The symposium was months in the making, but the timing could not have been more relevant, after a horror start to 2024 which has seen dozens of women losing their lives to violence.

Following a fatal stabbing attack at Bondi Junction shopping centre last weekend, NSW Police Commissioner Karen Webb said there was a gendered element to the violence.(ABC News)

The Ballarat community in central Victoria is mourning the deaths of three women in the past three months — two of those allegedly at the hands of their partners.

And the New South Wales Police Commissioner Karen Webb has said the five women who died in a stabbing attack at a Bondi Junction shopping centre last weekend were targeted for their gender.

Chief Justice calls for courts to innovate

Chief Justice Alstergren said family courts needed to be more responsive, to try and ensure violence doesn't occur in the first place and prevent lasting damage to survivors, including children, many of whom never recover.

"We're doing everything we can once it happens, but probably not enough has been done before it happens," he said.

"And that's where the real challenge is, in all this."

Chief Justice Will Alstergren says violence against women is a men's issue.(ABC News: Sacha Payne)
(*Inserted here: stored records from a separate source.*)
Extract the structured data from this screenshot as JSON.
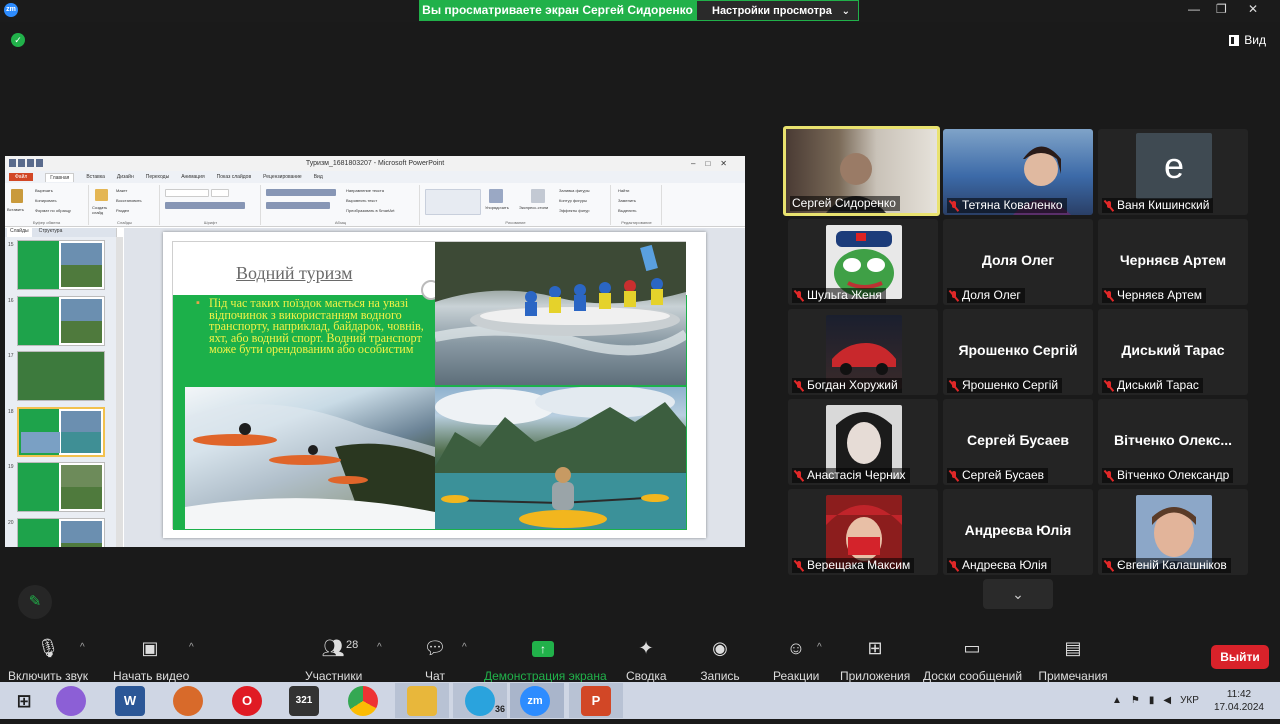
{
  "window": {
    "app_logo": "zm",
    "share_banner": "Вы просматриваете экран Сергей Сидоренко",
    "view_settings": "Настройки просмотра",
    "view_button": "Вид"
  },
  "powerpoint": {
    "title": "Туризм_1681803207 - Microsoft PowerPoint",
    "tabs": [
      "Файл",
      "Главная",
      "Вставка",
      "Дизайн",
      "Переходы",
      "Анимация",
      "Показ слайдов",
      "Рецензирование",
      "Вид"
    ],
    "ribbon": {
      "paste": "Вставить",
      "cut": "Вырезать",
      "copy": "Копировать",
      "format_painter": "Формат по образцу",
      "clipboard_group": "Буфер обмена",
      "new_slide": "Создать слайд",
      "layout": "Макет",
      "reset": "Восстановить",
      "section": "Раздел",
      "slides_group": "Слайды",
      "font_group": "Шрифт",
      "text_direction": "Направление текста",
      "align_text": "Выровнять текст",
      "convert_smartart": "Преобразовать в SmartArt",
      "paragraph_group": "Абзац",
      "arrange": "Упорядочить",
      "quick_styles": "Экспресс-стили",
      "shape_fill": "Заливка фигуры",
      "shape_outline": "Контур фигуры",
      "shape_effects": "Эффекты фигур",
      "drawing_group": "Рисование",
      "find": "Найти",
      "replace": "Заменить",
      "select": "Выделить",
      "editing_group": "Редактирование"
    },
    "left_tabs": [
      "Слайды",
      "Структура"
    ],
    "thumbnails": [
      "15",
      "16",
      "17",
      "18",
      "19",
      "20"
    ],
    "slide": {
      "title": "Водний туризм",
      "body": "Під час таких поїздок мається на увазі відпочинок з використанням водного транспорту, наприклад, байдарок, човнів, яхт, або водний спорт. Водний транспорт може бути орендованим або особистим"
    }
  },
  "participants": [
    {
      "name": "Сергей Сидоренко",
      "label": "Сергей Сидоренко",
      "video": true,
      "active": true,
      "muted": false
    },
    {
      "name": "Тетяна Коваленко",
      "label": "Тетяна  Коваленко",
      "video": true,
      "muted": true
    },
    {
      "name": "Ваня Кишинский",
      "label": "Ваня Кишинский",
      "avatar_letter": "e",
      "muted": true
    },
    {
      "name": "Шульга Женя",
      "label": "Шульга Женя",
      "video": true,
      "muted": true
    },
    {
      "name": "Доля Олег",
      "label": "Доля Олег",
      "muted": true
    },
    {
      "name": "Черняєв Артем",
      "label": "Черняєв Артем",
      "muted": true
    },
    {
      "name": "Богдан Хоружий",
      "label": "Богдан Хоружий",
      "video": true,
      "muted": true
    },
    {
      "name": "Ярошенко Сергій",
      "label": "Ярошенко Сергій",
      "muted": true
    },
    {
      "name": "Диський Тарас",
      "label": "Диський Тарас",
      "muted": true
    },
    {
      "name": "Анастасія Черних",
      "label": "Анастасія Черних",
      "video": true,
      "muted": true
    },
    {
      "name": "Сергей Бусаев",
      "label": "Сергей Бусаев",
      "muted": true
    },
    {
      "name": "Вітченко  Олекс...",
      "label": "Вітченко Олександр",
      "muted": true
    },
    {
      "name": "Верещака Максим",
      "label": "Верещака Максим",
      "video": true,
      "muted": true
    },
    {
      "name": "Андреєва Юлія",
      "label": "Андреєва Юлія",
      "muted": true
    },
    {
      "name": "Євгеній Калашніков",
      "label": "Євгеній Калашніков",
      "video": true,
      "muted": true
    }
  ],
  "toolbar": {
    "audio": "Включить звук",
    "video": "Начать видео",
    "participants": "Участники",
    "participants_count": "28",
    "chat": "Чат",
    "share": "Демонстрация экрана",
    "summary": "Сводка",
    "record": "Запись",
    "reactions": "Реакции",
    "apps": "Приложения",
    "whiteboards": "Доски сообщений",
    "notes": "Примечания",
    "leave": "Выйти"
  },
  "taskbar": {
    "telegram_badge": "36",
    "zoom_label": "zm",
    "language": "УКР",
    "time": "11:42",
    "date": "17.04.2024",
    "calendar_badge": "321"
  },
  "colors": {
    "zoom_green": "#21b14a",
    "leave_red": "#d9222a",
    "active_speaker": "#e9e26f",
    "slide_green": "#1cb04a",
    "slide_text_yellow": "#f2f246"
  }
}
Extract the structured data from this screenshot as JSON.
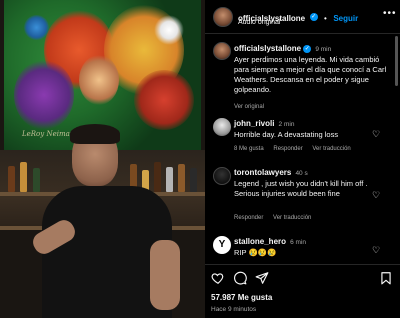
{
  "post": {
    "author": "officialslystallone",
    "verified_mark": "✓",
    "follow_label": "Seguir",
    "audio_label": "Audio original",
    "more_icon": "more-horizontal-icon",
    "caption": "Ayer perdimos una leyenda. Mi vida cambió para siempre a mejor el día que conocí a Carl Weathers. Descansa en el poder y sigue golpeando.",
    "caption_time": "9 min",
    "see_translation": "Ver original",
    "painting_signature": "LeRoy Neiman",
    "likes": "57.987 Me gusta",
    "posted_ago": "Hace 9 minutos"
  },
  "comments": [
    {
      "author": "john_rivoli",
      "time": "2 min",
      "text": "Horrible day. A devastating loss",
      "likes": "8 Me gusta",
      "reply_label": "Responder",
      "translate_label": "Ver traducción"
    },
    {
      "author": "torontolawyers",
      "time": "40 s",
      "text": "Legend , just wish you didn't kill him off . Serious injuries would been fine",
      "reply_label": "Responder",
      "translate_label": "Ver traducción"
    },
    {
      "author": "stallone_hero",
      "time": "6 min",
      "text": "RIP 😢😢😢"
    }
  ],
  "icons": {
    "like": "heart-icon",
    "comment": "comment-icon",
    "share": "send-icon",
    "save": "bookmark-icon"
  },
  "colors": {
    "background": "#000000",
    "text": "#f5f5f5",
    "muted": "#a8a8a8",
    "accent": "#0095f6",
    "divider": "#262626"
  }
}
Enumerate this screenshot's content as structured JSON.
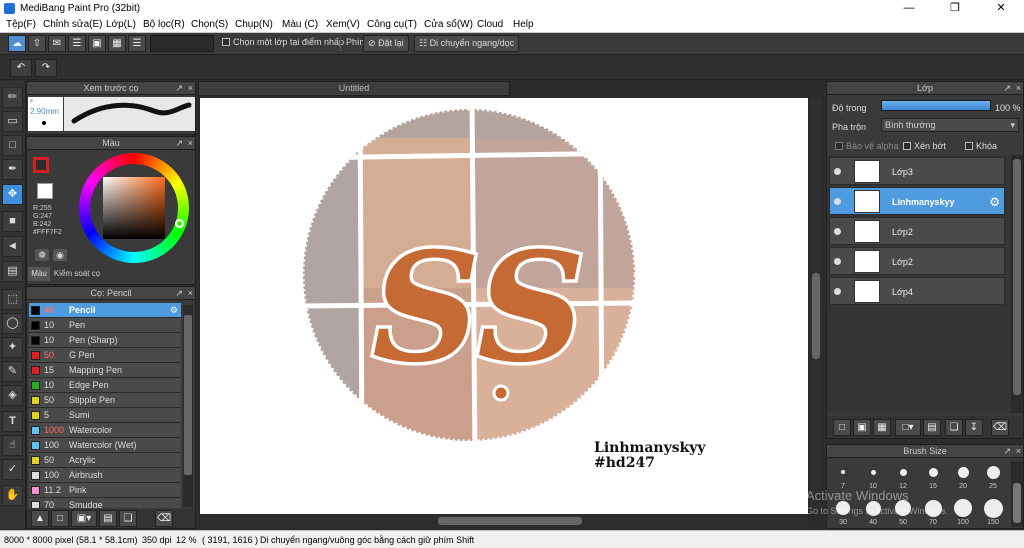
{
  "window": {
    "title": "MediBang Paint Pro (32bit)"
  },
  "menu": [
    "Tệp(F)",
    "Chỉnh sửa(E)",
    "Lớp(L)",
    "Bộ lọc(R)",
    "Chọn(S)",
    "Chụp(N)",
    "Màu (C)",
    "Xem(V)",
    "Công cụ(T)",
    "Cửa số(W)",
    "Cloud",
    "Help"
  ],
  "toolbar": {
    "select_from_point_label": "Chọn một lớp tại điểm nhấp",
    "snap_label": "Phím",
    "reset_label": "Đặt lại",
    "move_label": "Di chuyển ngang/dọc"
  },
  "brush_preview": {
    "title": "Xem trước cọ",
    "size": "2.90mm"
  },
  "color_panel": {
    "title": "Màu",
    "r": "R:255",
    "g": "G:247",
    "b": "B:242",
    "hex": "#FFF7F2",
    "primary": "#d42020",
    "secondary": "#ffffff",
    "tab_color": "Màu",
    "tab_brush_control": "Kiểm soát cọ"
  },
  "brush_panel": {
    "title": "Cọ: Pencil",
    "items": [
      {
        "size": "40",
        "name": "Pencil",
        "color": "#000000",
        "selected": true
      },
      {
        "size": "10",
        "name": "Pen",
        "color": "#000000"
      },
      {
        "size": "10",
        "name": "Pen (Sharp)",
        "color": "#000000"
      },
      {
        "size": "50",
        "name": "G Pen",
        "color": "#e02020"
      },
      {
        "size": "15",
        "name": "Mapping Pen",
        "color": "#e02020"
      },
      {
        "size": "10",
        "name": "Edge Pen",
        "color": "#20b020"
      },
      {
        "size": "50",
        "name": "Stipple Pen",
        "color": "#e0d020"
      },
      {
        "size": "5",
        "name": "Sumi",
        "color": "#e0d020"
      },
      {
        "size": "1000",
        "name": "Watercolor",
        "color": "#60c0f0"
      },
      {
        "size": "100",
        "name": "Watercolor (Wet)",
        "color": "#60c0f0"
      },
      {
        "size": "50",
        "name": "Acrylic",
        "color": "#e0d020"
      },
      {
        "size": "100",
        "name": "Airbrush",
        "color": "#dddddd"
      },
      {
        "size": "11.2",
        "name": "Pink",
        "color": "#ff90d0"
      },
      {
        "size": "70",
        "name": "Smudge",
        "color": "#dddddd"
      }
    ]
  },
  "document": {
    "tab": "Untitled",
    "artwork_text": "SS",
    "signature_line1": "Linhmanyskyy",
    "signature_line2": "#hd247"
  },
  "layers_panel": {
    "title": "Lớp",
    "opacity_label": "Độ trong",
    "opacity_value": "100 %",
    "opacity_fraction": 1.0,
    "blend_label": "Pha trộn",
    "blend_value": "Bình thường",
    "protect_alpha": "Bảo vệ alpha",
    "clipping": "Xén bớt",
    "lock": "Khóa",
    "layers": [
      {
        "name": "Lớp3",
        "selected": false
      },
      {
        "name": "Linhmanyskyy",
        "selected": true
      },
      {
        "name": "Lớp2",
        "selected": false
      },
      {
        "name": "Lớp2",
        "selected": false
      },
      {
        "name": "Lớp4",
        "selected": false
      }
    ]
  },
  "brush_size_panel": {
    "title": "Brush Size",
    "sizes": [
      "7",
      "10",
      "12",
      "15",
      "20",
      "25",
      "30",
      "40",
      "50",
      "70",
      "100",
      "150"
    ]
  },
  "status_bar": {
    "size": "8000 * 8000 pixel",
    "dimensions": "(58.1 * 58.1cm)",
    "dpi": "350 dpi",
    "zoom": "12 %",
    "coords": "( 3191, 1616 )",
    "hint": "Di chuyển ngang/vuông góc bằng cách giữ phím Shift"
  },
  "watermark": {
    "line1": "Activate Windows",
    "line2": "Go to Settings to activate Windows."
  }
}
"The days of courts simply being creatures of precedent have gone, we have to be a lot more innovative."

He said it was important to hear from people working with those affected, to find solutions and common themes.

"The people on the frontline will see a lot more and have a better understanding of it than lawyers will, for instance," he said

Domestic violence prevention advocate Tarang Chawala says there were warning signs that his sister was in danger, before her partner murdered her.(ABC News)

Tarang Chawala has had devastating first-hand experience.

In 2015, his 23-year-old sister Niki was murdered by her partner, who Tarang has described as "vengeful and controlling".

He believes the warning signs before her death were ignored.

"Around three months before my sister was murdered by her partner, she called triple-0 because he was brandishing a knife at home.

"And nothing happened. And I just wonder, what if something had been done?"

Women cannot solve violence against women

Much of the Melbourne meeting on Friday was closed to the media.

But in his keynote address federal Attorney-General Mark Dreyfus called for men to "step up" and end the crisis of male violence in Australia.

"It is a scourge in our society and it must end," Mr Dreyfus said.

"Women cannot be expected to solve violence against women alone," he said.

The Chief Justice agreed.

"We should, as men, be calling this kind of behaviour out.

"We shouldn't be doing it, and we shouldn't put up with it."

Mr Chawala said the human cost behind statistics should never be forgotten.

"Whenever I look ahead to anniversaries, birthdays, Christmases, there's always an empty seat at that table," he said.

"And we set up a place setting for my sister, Niki. And there's so many families that do that."

He said men have a responsibility to pull up their mates on sexist attitudes and behaviours like "locker room banter".

"The complex risk factors for men who use violence are just that — complex. But there is a responsibility on all men to stand up and challenge those sorts of attitudes," he said.

Victorian Attorney-General Jaclyn Symes says men need to act.(ABC News)

Victoria's Attorney-General Jaclyn Symes told the ABC, there needed to be changes to the way some men value women.

"There are a lot of good blokes out there, but there are a certain cohort that are not and they view women second to them," Ms Symes said.

"We want to make sure that our young men are having the right education, the right support, to be the men they should be."

"We want women not to have to second guess whether they should go and walk the dog at night."